El siglo amanece con amenazas de catástrofes. Pero aun así, la vida tiene que defenderse. El cambio climático, los desequilibrios ecológicos, el agotamiento de los recursos, la necesidad de adoptar otros estilos de vida se unen a las dificultades latentes en nuestra inmediatez. Las decisiones políticas tendrán que apoyarse cada vez más en los aportes de la ciencia y de la cultura. La Universidad del siglo XXI, sin descuidar la contribución instrumental tecnológica, deberá establecer su eje central en las ciencias básicas y en las humanidades y hacer de la investigación fuente de nuevos saberes y de permanente retroalimentación de la docencia. Recuperar lo perdido no es ilusorio. Así lo demuestra el salto espectacular producido en las décadas iniciales de la Revolución, cuando el punto de partida se situaba en la necesidad de vencer el analfabetismo y en la necesidad de incentivar el crecimiento de los bachilleres. Ahora se trata de restaurar la confianza en los claustros y fortalecerlos con la incorporación de nuevas generaciones. Hay que vincular desprejuiciadamente a los estudiantes al esfuerzo común y convertirlos en protagonistas de los desafíos del presente, prescindiendo de consignas y apelando a la fuerza aleccionadora de la práctica concreta.

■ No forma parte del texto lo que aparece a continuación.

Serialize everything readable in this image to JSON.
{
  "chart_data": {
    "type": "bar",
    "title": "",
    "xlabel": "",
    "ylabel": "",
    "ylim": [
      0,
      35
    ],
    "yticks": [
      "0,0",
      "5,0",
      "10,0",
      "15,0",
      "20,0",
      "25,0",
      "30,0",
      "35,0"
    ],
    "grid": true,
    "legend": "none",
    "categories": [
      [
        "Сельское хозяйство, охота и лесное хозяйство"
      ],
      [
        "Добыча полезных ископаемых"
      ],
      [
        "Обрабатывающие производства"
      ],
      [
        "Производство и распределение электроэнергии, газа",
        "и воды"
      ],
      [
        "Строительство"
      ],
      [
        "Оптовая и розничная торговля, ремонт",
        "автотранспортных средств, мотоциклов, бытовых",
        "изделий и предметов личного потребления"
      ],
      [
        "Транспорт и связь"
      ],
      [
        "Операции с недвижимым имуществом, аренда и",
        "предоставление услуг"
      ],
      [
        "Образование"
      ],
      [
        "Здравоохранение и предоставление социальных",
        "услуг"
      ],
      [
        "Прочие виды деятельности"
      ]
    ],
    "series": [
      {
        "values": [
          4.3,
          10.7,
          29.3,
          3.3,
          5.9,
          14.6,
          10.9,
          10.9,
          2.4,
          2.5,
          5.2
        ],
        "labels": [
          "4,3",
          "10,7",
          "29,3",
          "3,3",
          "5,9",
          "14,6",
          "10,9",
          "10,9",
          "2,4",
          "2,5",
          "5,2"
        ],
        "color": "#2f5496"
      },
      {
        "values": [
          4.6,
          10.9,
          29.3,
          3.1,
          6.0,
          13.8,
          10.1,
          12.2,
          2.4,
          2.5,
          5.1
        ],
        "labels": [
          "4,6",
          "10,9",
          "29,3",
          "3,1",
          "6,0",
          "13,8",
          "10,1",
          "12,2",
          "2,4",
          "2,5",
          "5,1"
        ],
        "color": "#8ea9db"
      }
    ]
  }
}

Día a día el presente se hunde en el pasado y se traga el porvenir. Como parte de la educación, aunque con funciones específicas, la universidad garantiza el relevo. El papel de las ciencias en el desarrollo de la sociedad se comprende con facilidad, porque se traduce en logros tangibles. No ocurre así con las humanidades, actuantes en el tejido viviente de la realidad. Corresponde a ellas la preservación de la memoria, la observación de los cambios que operan imperceptibles en la cotidianeidad y su reflejo en el terreno de los valores, así como el reconocimiento de los vínculos existentes entre factores de distinta naturaleza. Su objeto de estudio se sitúa en el plano de la conciencia. Contribuye a definir coordenadas fundamentales para reconocer qué somos, de dónde venimos y hacia dónde vamos. Pensar la realidad no implica perder el tiempo en un gratuito ejercicio intelectual. Permite abrir caminos entre los árboles del bosque y luchar por la lucidez invocada por el Che en El socialismo y el hombre en Cuba.
Diseñar la universidad que garantice la continuidad de nuestro proyecto de desarrollo humano es tarea difícil, pero no imposible. Hemos sabido vencer desafíos mayores. Para lograrlo, hay que romper rutinas mentales y convocar, desde la base, a la experiencia y al conocimiento, acumulados en un esfuerzo común por reformular interrogantes a fin de hallar las respuestas más adecuadas.